Biz konuşurken yaşlı bir kadın giriyor içeri. “Çırak lazım mı” diye soruyor. Ahmet, şaka yapıyor, “Sen mi çalışacaksın” diyor. Kadın da gülüyor, sonra 16 yaşlarındaki bir çırağı işaret ederek, “Bunun yaşında torunum var, onun için sordum” diyor.

Ahmet, kadının yanına çıraklardan birini verip terziye gönderiyor. Ben de peşlerinden gidiyorum. Terzinin de çırağa ihtiyacı yokmuş.

Fotoğrafını çekmemi istemeyen kadın, yasaktan önce Sur’da, kendi evlerinde oturduklarını söylüyor. Yasaktan sonra Bağlar’a, kiralık bir eve taşınmışlar. Sur’daki evinin şimdiki durumunu soruyorum, “Dümdüz etmişler” diyor.
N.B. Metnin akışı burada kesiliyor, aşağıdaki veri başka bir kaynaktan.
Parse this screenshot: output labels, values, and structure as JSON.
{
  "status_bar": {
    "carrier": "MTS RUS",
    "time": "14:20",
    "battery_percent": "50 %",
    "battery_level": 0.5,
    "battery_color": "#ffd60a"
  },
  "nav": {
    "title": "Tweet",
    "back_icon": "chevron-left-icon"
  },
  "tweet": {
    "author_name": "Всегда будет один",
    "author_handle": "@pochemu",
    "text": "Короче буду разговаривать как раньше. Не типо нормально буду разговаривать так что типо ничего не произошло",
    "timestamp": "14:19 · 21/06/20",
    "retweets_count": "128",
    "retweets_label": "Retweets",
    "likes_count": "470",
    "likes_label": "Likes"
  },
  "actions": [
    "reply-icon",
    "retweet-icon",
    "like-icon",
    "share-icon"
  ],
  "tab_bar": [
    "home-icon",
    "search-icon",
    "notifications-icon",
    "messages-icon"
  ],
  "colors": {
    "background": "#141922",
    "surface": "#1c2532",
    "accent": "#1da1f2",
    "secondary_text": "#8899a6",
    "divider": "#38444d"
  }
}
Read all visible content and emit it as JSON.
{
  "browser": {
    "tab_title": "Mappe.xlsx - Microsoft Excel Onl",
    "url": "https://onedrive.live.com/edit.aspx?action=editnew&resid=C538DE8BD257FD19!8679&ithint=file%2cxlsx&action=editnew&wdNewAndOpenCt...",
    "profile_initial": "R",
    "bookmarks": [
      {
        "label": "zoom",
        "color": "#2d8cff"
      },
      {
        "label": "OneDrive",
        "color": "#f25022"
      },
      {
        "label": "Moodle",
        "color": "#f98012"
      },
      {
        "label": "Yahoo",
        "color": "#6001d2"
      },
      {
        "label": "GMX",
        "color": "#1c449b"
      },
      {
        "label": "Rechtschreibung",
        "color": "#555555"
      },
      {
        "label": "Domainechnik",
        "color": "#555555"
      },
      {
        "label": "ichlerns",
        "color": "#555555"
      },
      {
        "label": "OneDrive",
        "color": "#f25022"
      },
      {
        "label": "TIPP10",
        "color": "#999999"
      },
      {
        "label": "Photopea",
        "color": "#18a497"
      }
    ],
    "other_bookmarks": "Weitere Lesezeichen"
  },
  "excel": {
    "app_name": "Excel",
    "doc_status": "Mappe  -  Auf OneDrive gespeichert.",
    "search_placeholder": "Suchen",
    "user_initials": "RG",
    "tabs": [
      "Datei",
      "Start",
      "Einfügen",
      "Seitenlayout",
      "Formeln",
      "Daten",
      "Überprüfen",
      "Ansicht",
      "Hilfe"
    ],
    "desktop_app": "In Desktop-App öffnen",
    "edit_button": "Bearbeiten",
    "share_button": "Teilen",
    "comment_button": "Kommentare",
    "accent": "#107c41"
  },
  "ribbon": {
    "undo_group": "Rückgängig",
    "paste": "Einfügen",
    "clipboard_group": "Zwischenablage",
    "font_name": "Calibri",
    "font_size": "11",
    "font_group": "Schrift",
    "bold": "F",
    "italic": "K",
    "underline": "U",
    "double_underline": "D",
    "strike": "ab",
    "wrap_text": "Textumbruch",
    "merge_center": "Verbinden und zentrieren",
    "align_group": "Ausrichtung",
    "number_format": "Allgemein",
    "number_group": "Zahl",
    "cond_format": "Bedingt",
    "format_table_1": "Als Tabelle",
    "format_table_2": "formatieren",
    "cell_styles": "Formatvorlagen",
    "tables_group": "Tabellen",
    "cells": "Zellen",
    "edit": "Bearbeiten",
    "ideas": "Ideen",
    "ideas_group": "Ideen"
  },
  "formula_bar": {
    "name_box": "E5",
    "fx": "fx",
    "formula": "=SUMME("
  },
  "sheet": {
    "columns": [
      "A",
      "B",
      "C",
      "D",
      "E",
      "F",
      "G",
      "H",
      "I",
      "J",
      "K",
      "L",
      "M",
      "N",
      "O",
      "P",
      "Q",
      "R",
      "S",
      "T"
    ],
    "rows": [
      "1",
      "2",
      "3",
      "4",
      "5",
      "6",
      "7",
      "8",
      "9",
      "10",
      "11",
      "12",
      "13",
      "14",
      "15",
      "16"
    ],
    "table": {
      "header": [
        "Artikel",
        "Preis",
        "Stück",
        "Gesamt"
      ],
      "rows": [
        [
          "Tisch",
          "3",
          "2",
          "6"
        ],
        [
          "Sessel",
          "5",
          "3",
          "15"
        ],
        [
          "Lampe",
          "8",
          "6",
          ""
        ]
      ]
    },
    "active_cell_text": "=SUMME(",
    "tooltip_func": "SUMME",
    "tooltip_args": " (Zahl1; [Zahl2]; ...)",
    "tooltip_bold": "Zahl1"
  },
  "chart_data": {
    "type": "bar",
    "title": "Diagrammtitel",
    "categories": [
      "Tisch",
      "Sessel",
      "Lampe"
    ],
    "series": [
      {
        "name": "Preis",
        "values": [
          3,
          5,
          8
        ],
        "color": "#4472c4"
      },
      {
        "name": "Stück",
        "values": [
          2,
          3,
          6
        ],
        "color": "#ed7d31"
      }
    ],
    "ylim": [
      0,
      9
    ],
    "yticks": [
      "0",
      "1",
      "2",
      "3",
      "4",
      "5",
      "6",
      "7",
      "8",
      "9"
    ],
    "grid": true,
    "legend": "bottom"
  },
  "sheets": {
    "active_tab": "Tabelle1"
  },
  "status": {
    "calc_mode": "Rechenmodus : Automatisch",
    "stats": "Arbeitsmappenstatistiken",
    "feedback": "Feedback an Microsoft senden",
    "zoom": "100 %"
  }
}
Sonra, yasaktan dolayı bir şekilde mağdur olan insanların temennisini dile getiriyor. “Ev yıkılmış, bir şey olmaz, yine yaparız. Keşke o çocuklar öldürülmeseydi.”

SAMO’NUN YERİ ARTIK YOK

Hasanpaşa Hanı Diyarbakır’ın rağbet gören tarihi yapılarından biri. Hanın içinde kafeler, kahvaltı salonları, yöresel kıyafetler satan mekanlar mevcut. Sokağa çıkma yasağı sırasında bu mekanların tümü kapalıydı ve polis, bu süre boyunca hanı karargah olarak kullandı. Yasaktan sonra eski canlılığını kazanmış gibi görünse de esnafın pek keyfi yok yine de.

Çay içip soluklanmak isterken Adar Ölmez ile tanıştım. Ölmez, Suriçi’nde doğmuş. Annesinin hastalığı nedeniyle 90’lı yıllarda taşınmışlar buradan, ama hiç kopamamışlar.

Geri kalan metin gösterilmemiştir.